I use awk for everything, including the laundry.
You search for lines that contain "[thr". When you find such a line, reset the line counter to 1, then peel off the value between the square brackets. This can be done with the sub() function, for example sub(/.*\[/,"") removes everything up to and including the opening bracket, and sub(/\].*/,"") removes everything starting with the closing bracket. Remember what remains after the two sub()'s. For example:
Code:
/\[thr/ { linectr = 1
sub(/.*\[/,"")
sub(/\].*/,"")
thr = $0
next }
Note that $0 refers to the entire line, but after stripping the unwanted parts. The
next directive advances to the next line.

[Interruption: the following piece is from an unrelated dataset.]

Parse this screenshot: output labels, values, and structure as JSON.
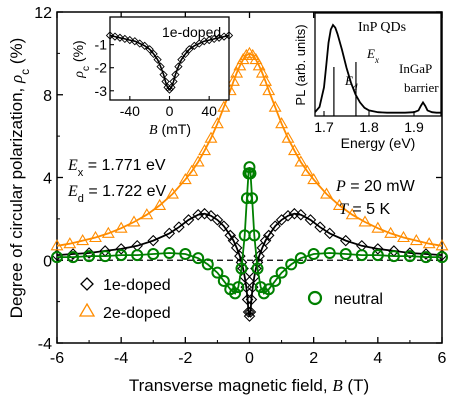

When awk encounters other lines, it just increments the counter:
How are you going to output the line count? Whenever the line contains [thr, you print the thr number and line count of the previous block. The only time you don't do this is at the first ocurrence of [thr. I assume that this is the first line of the file. Thus, the entire program looks like this:
Code:
/\[thr/ { if (NR>1) print thr " ; " linectr
linectr = 1
sub(/.*\[/,"")
sub(/\].*/,"")
thr = $0
next }
{ linectr += 1 }
Put this in a file, for example
process-thr.awk, and run
awk -f process-thr.awk YOUR-INPUT.
WARNING: This is not tested. I assume that the first thr block starts in the first line, and that the file contains no other lines than thr blocks.
This can certainly be improved. Instead of counting the lines, for example, one could use the number at the beginning of each line.